Le Docteur est sollicité par le Pape pour percer le mystère du Veritas, un livre capable de pousser ses lecteurs au suicide. Toujours aveugle, il devra alors compter sur l’aide de Bill et Nardole pour découvrir les sombres vérités dissimulées au cœur du Vatican.
Depuis le début de cette saison 10 de Doctor Who, rien ne laissait présager que le récit emprunterait cette direction. Après tout, l’histoire du caveau n’avait été qu’un léger fil rouge censé alimenter la curiosité. Résoudre le mystère dans les premières minutes de ce sixième épisode pour faire de la place à un arc narratif inattendu est alors un pari risqué, mais sans conteste payant.
Il faut dire que Moffat — qui signe ici le scénario — avait pris l’habitude d’en faire trop pour arriver à ses conclusions. Le voir faire dans la demi-mesure en capitalisant sur le bagage émotionnel plutôt que sur le grandiose est une amélioration qui donne une chance à l’histoire de gagner en puissance. Pas de signes avant-coureurs ni d’indices disséminés çà et là que les spectateurs les plus avisés auraient pu piocher précédemment. Au lieu de cela, Moffat tire complètement le tapis de sous nos pieds pour nous entraîner dans une aventure qui promet d’être forte en rebondissements.
L’une des grandes réussites de cet épisode de Doctor Who est d’utiliser le handicap du Docteur comme un vecteur de tension. Le fait qu’il se retrouve dans cet état d’extrême vulnérabilité et de dépendance alors que le monde a besoin de lui crée ce sentiment qu’il pourrait pour la première fois abandonner. La prestation de Capaldi n’y est d’ailleurs pas pour rien. Sa manière d’injecter de la peur et de l’incertitude dans son jeu tout en maintenant cette retenue qui définit son interprétation parachève cette impression que le Docteur se retrouve pour la première fois dans une impasse. Ce qui est habilement souligné par une révélation finale sur laquelle il n’a aucun pouvoir.

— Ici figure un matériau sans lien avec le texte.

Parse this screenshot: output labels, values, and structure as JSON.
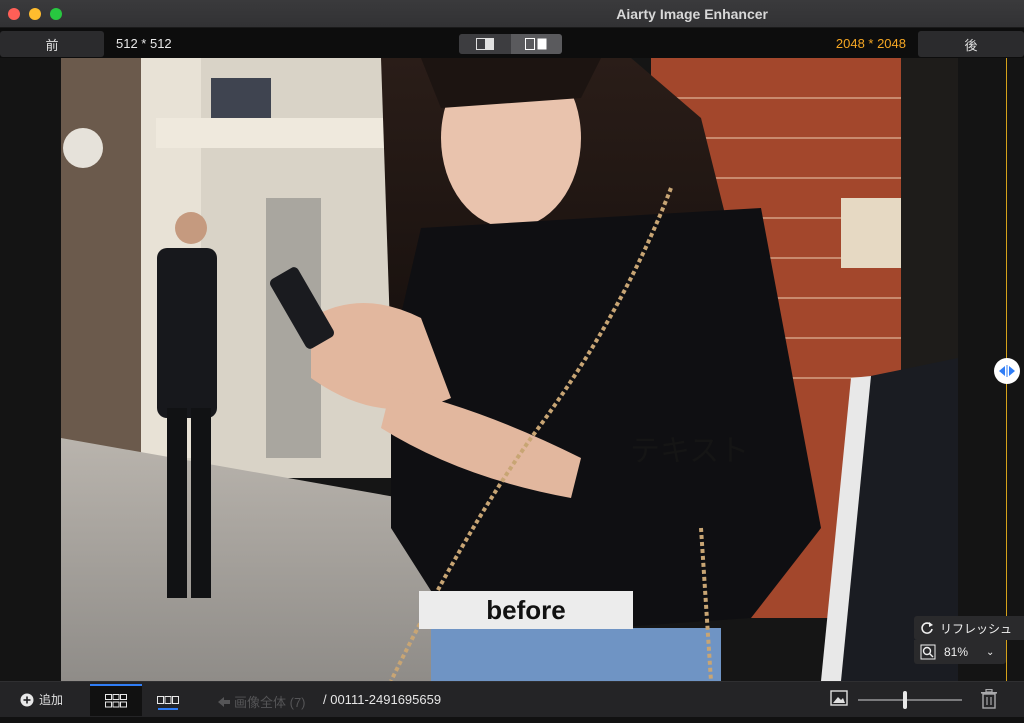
{
  "window": {
    "title": "Aiarty Image Enhancer"
  },
  "toolbar": {
    "prev_label": "前",
    "next_label": "後",
    "source_size": "512 * 512",
    "output_size": "2048 * 2048"
  },
  "stage": {
    "before_label": "before",
    "overlay_text": "テキスト",
    "refresh_label": "リフレッシュ",
    "zoom_value": "81%"
  },
  "bottombar": {
    "add_label": "追加",
    "back_all_label": "画像全体 (7)",
    "path": "/ 00111-2491695659",
    "thumbnail_size_level": 0.45
  },
  "colors": {
    "accent_orange": "#f5a623",
    "accent_blue": "#2f7df6",
    "divider": "#d5a21a"
  }
}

Il est certain que le Docteur s’en sortira, même s’il pourrait bien en payer le prix, mais cela n’enlève en rien l’impact des réalisations respectives de Nardole (Matt Lucas) et Bill (Pearl Mackie). Les dernières minutes confirment peut-être qu’il n’y a pas trop d’inquiétude à avoir à leur sujet, la surprise de leur découverte et leur bouleversement respectif n’est pas sans tirer sur la corde sensible.

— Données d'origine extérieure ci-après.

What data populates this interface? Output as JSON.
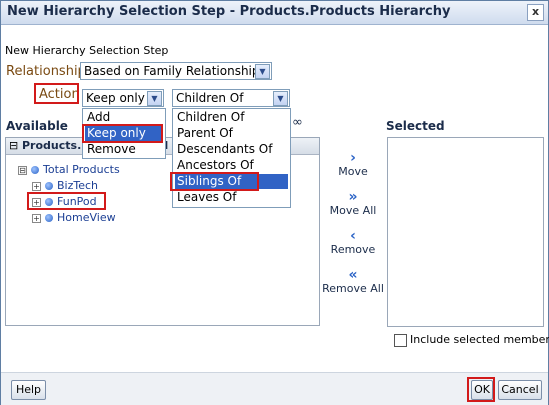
{
  "dialog": {
    "title": "New Hierarchy Selection Step - Products.Products Hierarchy",
    "close_glyph": "x",
    "step_label": "New Hierarchy Selection Step"
  },
  "relationship": {
    "label": "Relationship",
    "value": "Based on Family Relationship"
  },
  "action": {
    "label": "Action",
    "selected": "Keep only",
    "options": [
      "Add",
      "Keep only",
      "Remove"
    ],
    "relation_selected": "Children Of",
    "relation_options": [
      "Children Of",
      "Parent Of",
      "Descendants Of",
      "Ancestors Of",
      "Siblings Of",
      "Leaves Of"
    ]
  },
  "available": {
    "label": "Available",
    "panel_title": "Products.P",
    "panel_title_tail": "cl",
    "tree": [
      {
        "label": "Total Products",
        "level": 0,
        "expander": "⊟"
      },
      {
        "label": "BizTech",
        "level": 1,
        "expander": "+"
      },
      {
        "label": "FunPod",
        "level": 1,
        "expander": "+"
      },
      {
        "label": "HomeView",
        "level": 1,
        "expander": "+"
      }
    ]
  },
  "shuttle": {
    "move": "Move",
    "move_all": "Move All",
    "remove": "Remove",
    "remove_all": "Remove All"
  },
  "selected": {
    "label": "Selected",
    "include_label": "Include selected members"
  },
  "buttons": {
    "help": "Help",
    "ok": "OK",
    "cancel": "Cancel"
  },
  "colors": {
    "highlight": "#3163c5",
    "annotation": "#d21a1a",
    "link": "#1c3f94"
  }
}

À vrai dire, ce sixième épisode joue en priorité avec nos émotions et n’essaie pas forcément de divertir, malgré les habituelles répliques scénaristiques. En ce sens, les flashbacks expliquant comment et pourquoi Missy (Michelle Gomez) s’est retrouvée prise au piège du caveau sont teintés d’une tristesse assumée. Son retour avait beau ne pas être une surprise, la ramener aussi fragile et comme un écho à la détresse du Docteur est un choix intelligent qui capitalise sur le talent de Michelle Gomez et Peter Capaldi au moment d’embrasser du matériel dramatique.

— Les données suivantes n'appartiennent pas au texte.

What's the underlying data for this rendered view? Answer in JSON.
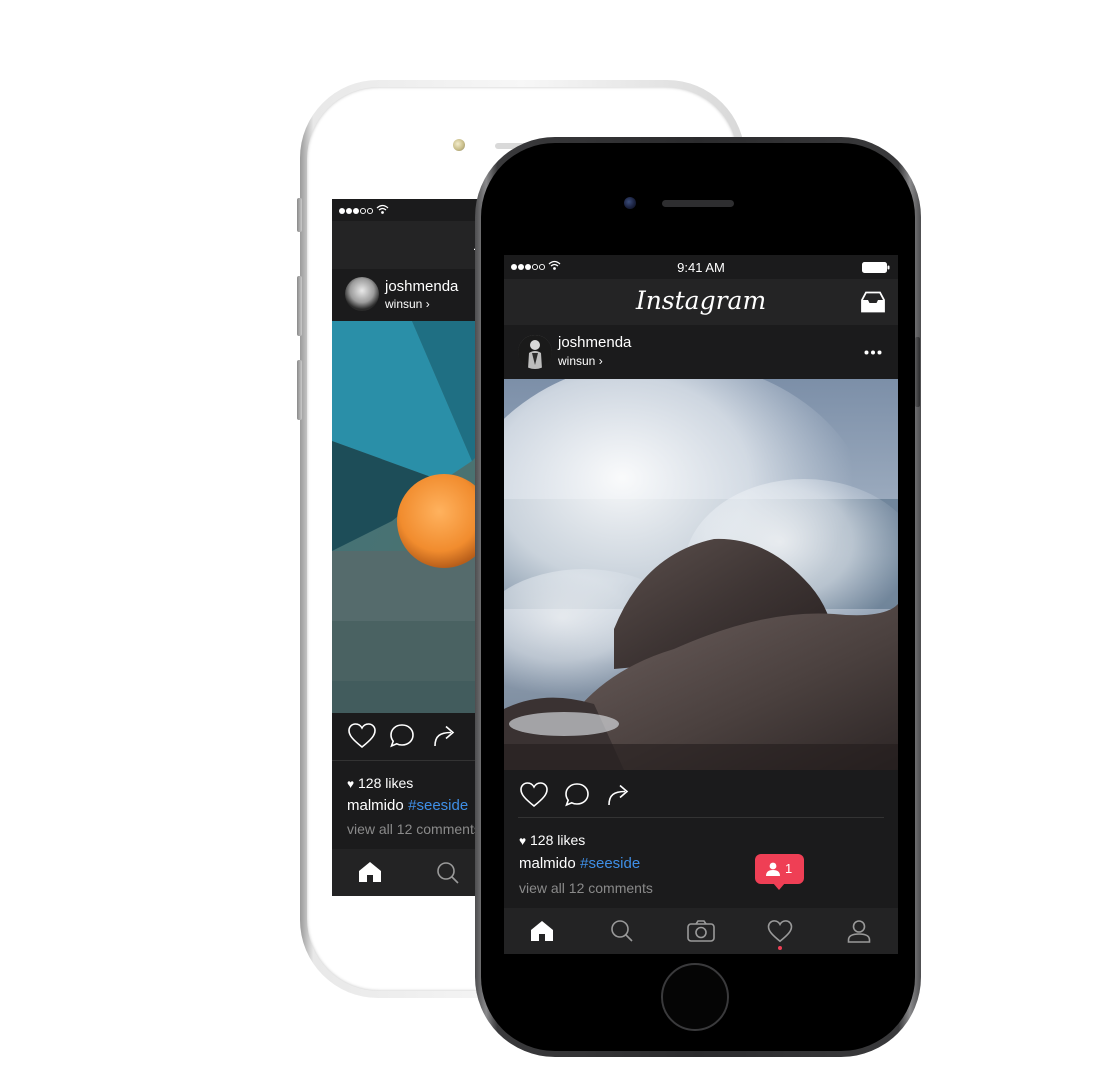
{
  "app": {
    "logo": "Instagram"
  },
  "status_bar": {
    "time": "9:41 AM"
  },
  "post": {
    "username": "joshmenda",
    "location": "winsun",
    "likes": "128 likes",
    "caption_user": "malmido",
    "hashtag": "#seeside",
    "comments_link": "view all 12 comments"
  },
  "notification": {
    "count": "1"
  },
  "icons": {
    "status": [
      "signal-dots-icon",
      "wifi-icon",
      "battery-icon"
    ],
    "header": [
      "inbox-icon",
      "more-icon"
    ],
    "actions": [
      "heart-icon",
      "comment-icon",
      "share-icon"
    ],
    "tabs": [
      "home-icon",
      "search-icon",
      "camera-icon",
      "heart-icon",
      "profile-icon"
    ]
  },
  "colors": {
    "screen_bg": "#1e1e1f",
    "text": "#ffffff",
    "hashtag": "#3f8fe6",
    "comments": "#8a8a8a",
    "badge": "#ef3f55"
  }
}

Ce sixième épisode est clairement étonnant, à défaut de sortir complètement du carcan Doctor Who, et surprend par une intrigue qui prend à contrepied. Il aura fallu attendre la mi-saison pour que l’arc narratif majeur soit révélé, ce qui n’est pas une mauvaise chose. Moffat n’est pas exempt de défaut, mais prouve une fois de plus l’ampleur de sa maîtrise quand il écrit au plus proche de ses personnages.